陆柍淡漠看着在人群中挣扎的客人,心里想得全是如何在此处获取消息。赌坊人多眼杂,却是交易或商议的好地方。声音会被赌徒的喊叫声给抹去,身影会被挤挨的人群给掩盖。
这里,也应该有狄珞交易。
她沉浸于观察中,背后却有人轻拍她的肩膀,她回身,乃是一胡人男子。
身着金丝锦袍,头戴圆顶毡帽,留小八字胡须,发丝下垂成绺,典型的胡人扮相,可是不知为何,陆柍觉着此人有些熟悉。
直到对方掩面轻咳,她才认出,这是……千夜!
“姑娘,我订的松鼠鳜鱼饭可是送到了?”千夜慈善地笑,话语中带着点胡人的调调。
陆柍随即点头,做了个手势:“客官请坐。”
这一声不大不小,却能传入阿明的耳朵,他立刻对陆柍传来一个不满的眼神。
直到千夜坐下,两人也不再对话,他才继续手上的动作。
千夜见状只好用眼神同陆柍交流,他看着自己的袖子,拿起筷子的手也在不断摇晃衣袖。陆柍了然,不动声色地从他的衣袖中取出纸条,收入自己怀中。

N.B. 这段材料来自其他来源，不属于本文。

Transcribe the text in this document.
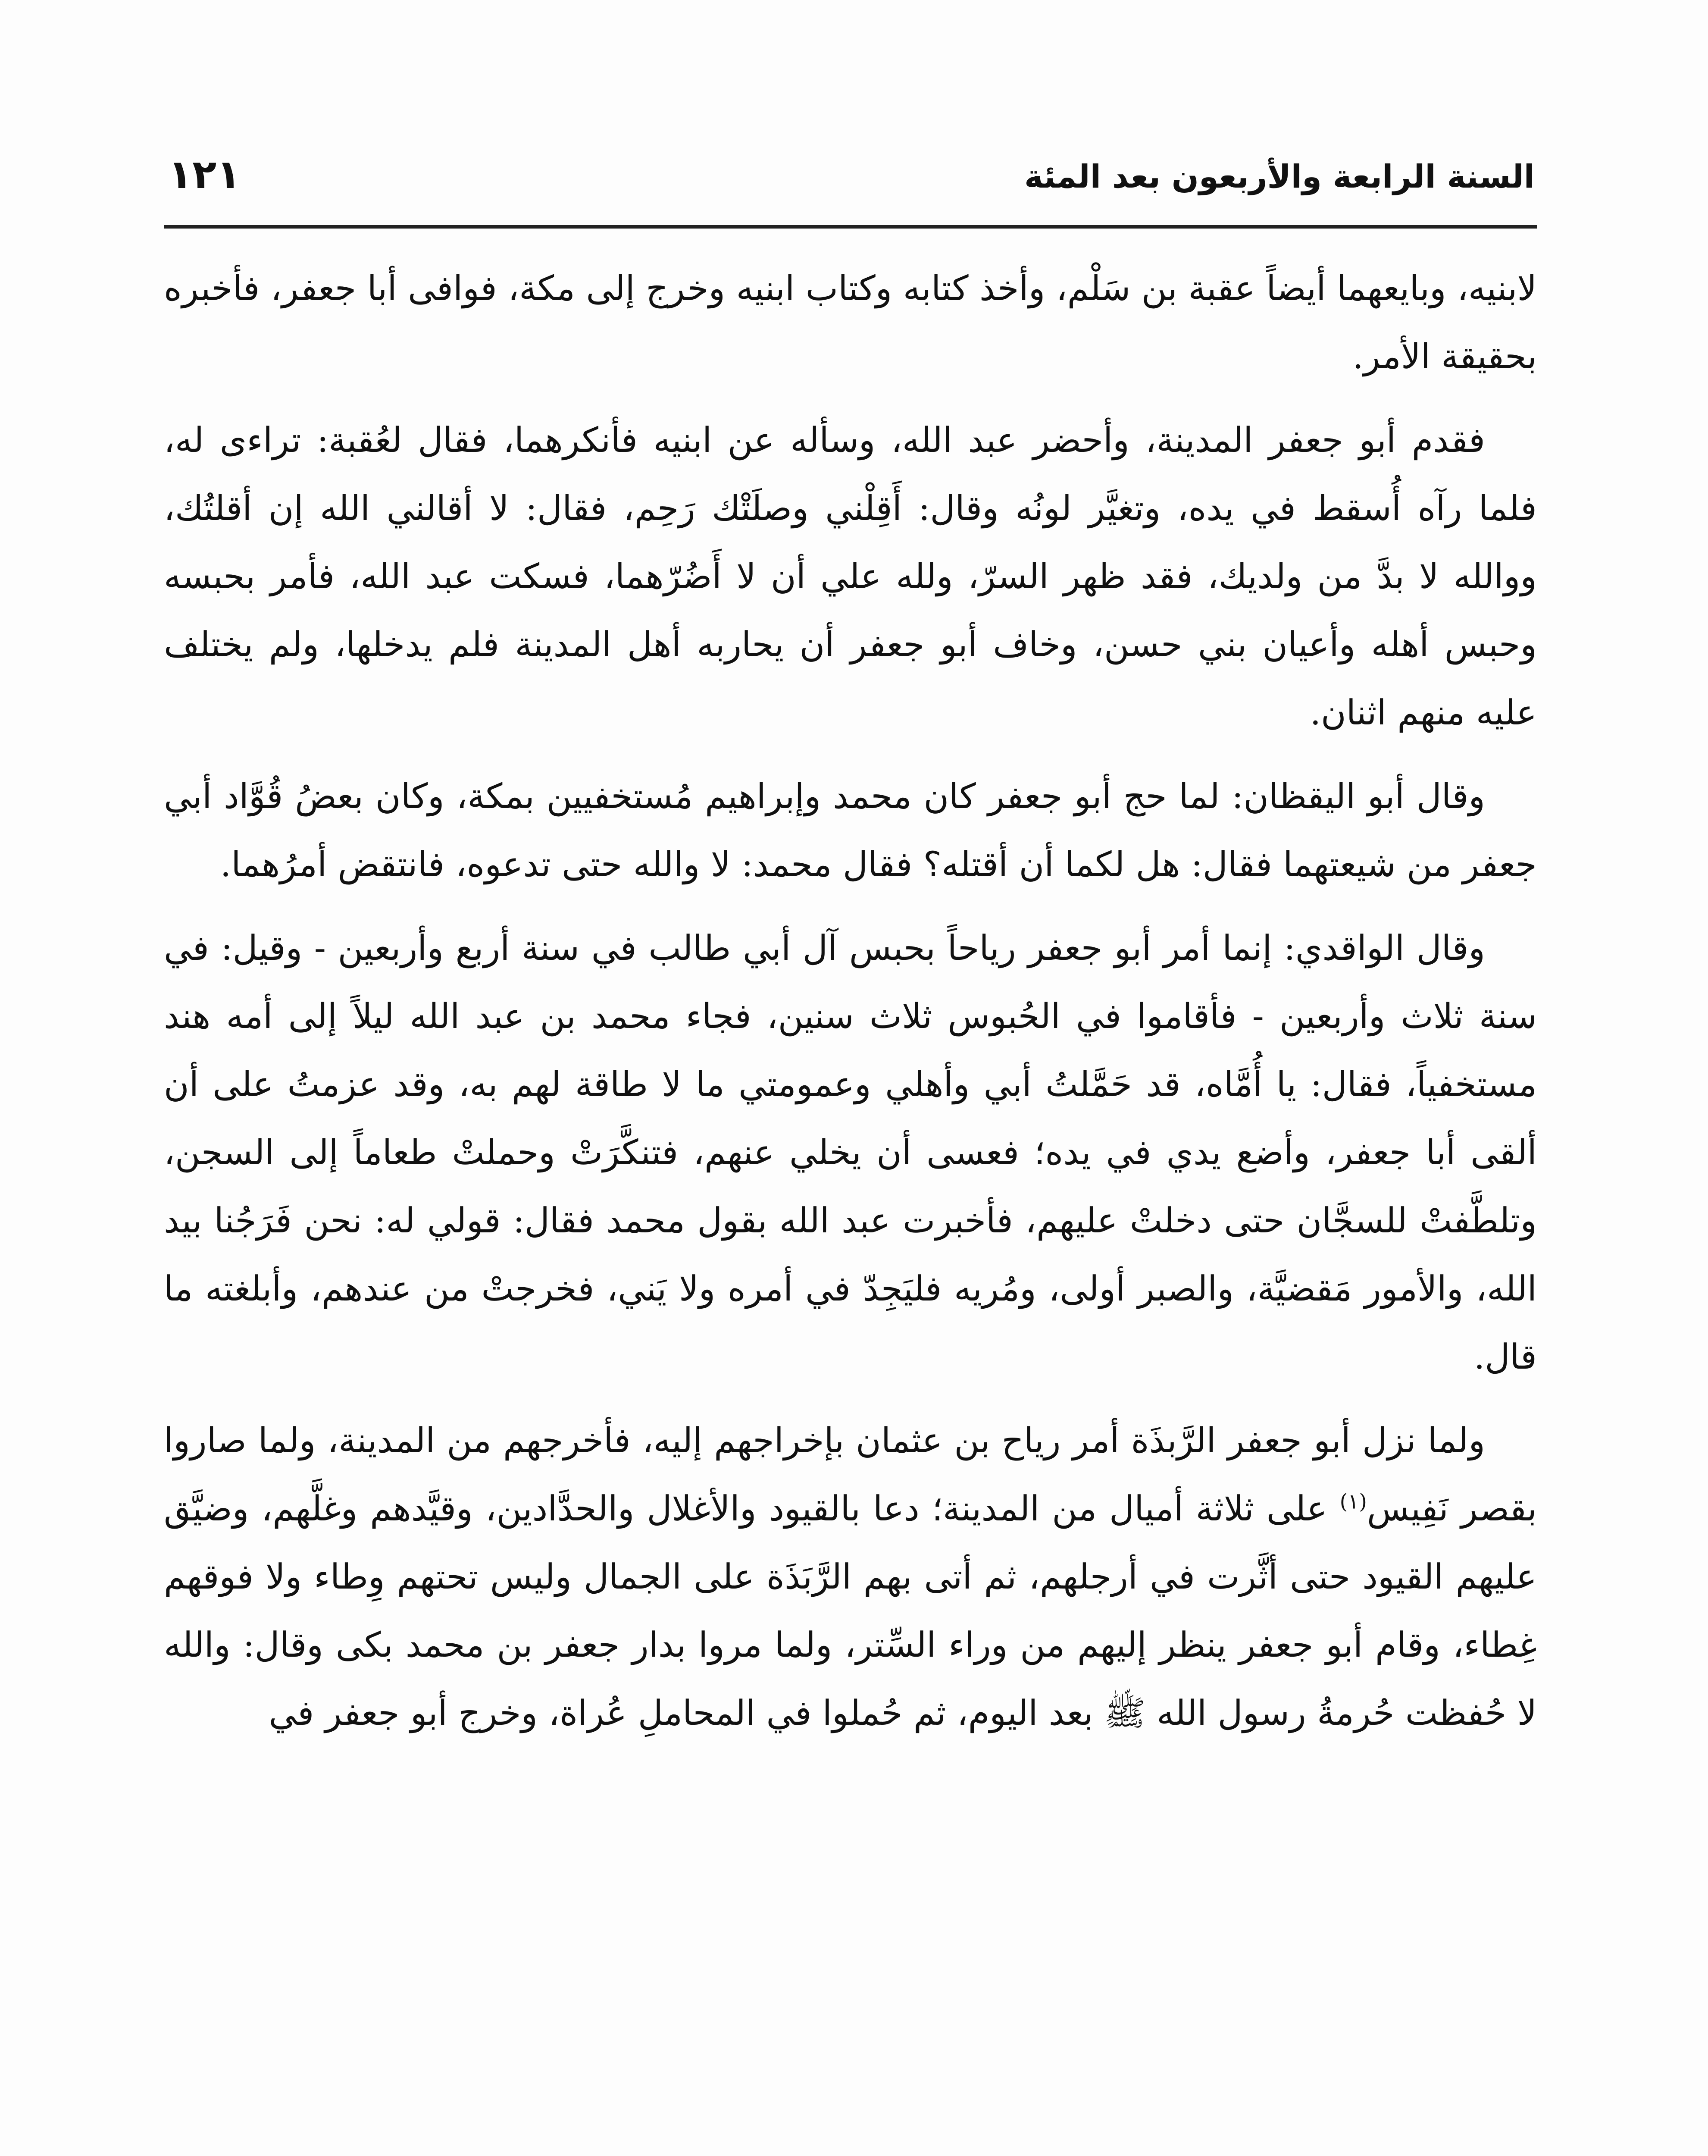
السنة الرابعة والأربعون بعد المئة
١٢١

لابنيه، وبايعهما أيضاً عقبة بن سَلْم، وأخذ كتابه وكتاب ابنيه وخرج إلى مكة، فوافى أبا جعفر، فأخبره بحقيقة الأمر.

فقدم أبو جعفر المدينة، وأحضر عبد الله، وسأله عن ابنيه فأنكرهما، فقال لعُقبة: تراءى له، فلما رآه أُسقط في يده، وتغيَّر لونُه وقال: أَقِلْني وصلَتْك رَحِم، فقال: لا أقالني الله إن أقلتُك، ووالله لا بدَّ من ولديك، فقد ظهر السرّ، ولله علي أن لا أَضُرّهما، فسكت عبد الله، فأمر بحبسه وحبس أهله وأعيان بني حسن، وخاف أبو جعفر أن يحاربه أهل المدينة فلم يدخلها، ولم يختلف عليه منهم اثنان.

وقال أبو اليقظان: لما حج أبو جعفر كان محمد وإبراهيم مُستخفيين بمكة، وكان بعضُ قُوَّاد أبي جعفر من شيعتهما فقال: هل لكما أن أقتله؟ فقال محمد: لا والله حتى تدعوه، فانتقض أمرُهما.

وقال الواقدي: إنما أمر أبو جعفر رياحاً بحبس آل أبي طالب في سنة أربع وأربعين - وقيل: في سنة ثلاث وأربعين - فأقاموا في الحُبوس ثلاث سنين، فجاء محمد بن عبد الله ليلاً إلى أمه هند مستخفياً، فقال: يا أُمَّاه، قد حَمَّلتُ أبي وأهلي وعمومتي ما لا طاقة لهم به، وقد عزمتُ على أن ألقى أبا جعفر، وأضع يدي في يده؛ فعسى أن يخلي عنهم، فتنكَّرَتْ وحملتْ طعاماً إلى السجن، وتلطَّفتْ للسجَّان حتى دخلتْ عليهم، فأخبرت عبد الله بقول محمد فقال: قولي له: نحن فَرَجُنا بيد الله، والأمور مَقضيَّة، والصبر أولى، ومُريه فليَجِدّ في أمره ولا يَني، فخرجتْ من عندهم، وأبلغته ما قال.

ولما نزل أبو جعفر الرَّبذَة أمر رياح بن عثمان بإخراجهم إليه، فأخرجهم من المدينة، ولما صاروا بقصر نَفِيس$^{(١)}$ على ثلاثة أميال من المدينة؛ دعا بالقيود والأغلال والحدَّادين، وقيَّدهم وغلَّهم، وضيَّق عليهم القيود حتى أثَّرت في أرجلهم، ثم أتى بهم الرَّبَذَة على الجمال وليس تحتهم وِطاء ولا فوقهم غِطاء، وقام أبو جعفر ينظر إليهم من وراء السِّتر، ولما مروا بدار جعفر بن محمد بكى وقال: والله لا حُفظت حُرمةُ رسول الله ﷺ بعد اليوم، ثم حُملوا في المحاملِ عُراة، وخرج أبو جعفر في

眼下她还不知阿明是敌是友,还是小心谨慎为好,免得被抓住把柄。
于是取完纸条后,陆柍又忙着去为新来的客人端菜。
半个时辰后,阿明带着陆柍原路返回。
此时,主街上多了不少游走的行人,皆头戴鬼怪面具,腰间佩刀,手提幽灯,遍布于各个摊子前。两人经过时,还能闻到一股奇异的香味。
这香味是黑市的巡逻侍卫身上的,因其武功高强,来无影去无踪,俗称鬼影子。
陆柍亦步亦趋紧跟前人,待出了石门,才将头抬起,这会已经换了一拨守门的侍卫,人数更多,面色却同样冷似寒铁,目视两人离去,令人头皮发麻。
“方才你不该在里头说话。”走远,阿明才闷闷地发声。
“阿明兄,今日是我冲动,往后不会再有这样的情况。”陆柍诚恳道歉,见对方脸色稍加缓和,小心翼翼地问道:“阿明兄,我方才见你在里头闭眼走路,却能找到地方,这是如何做到的?”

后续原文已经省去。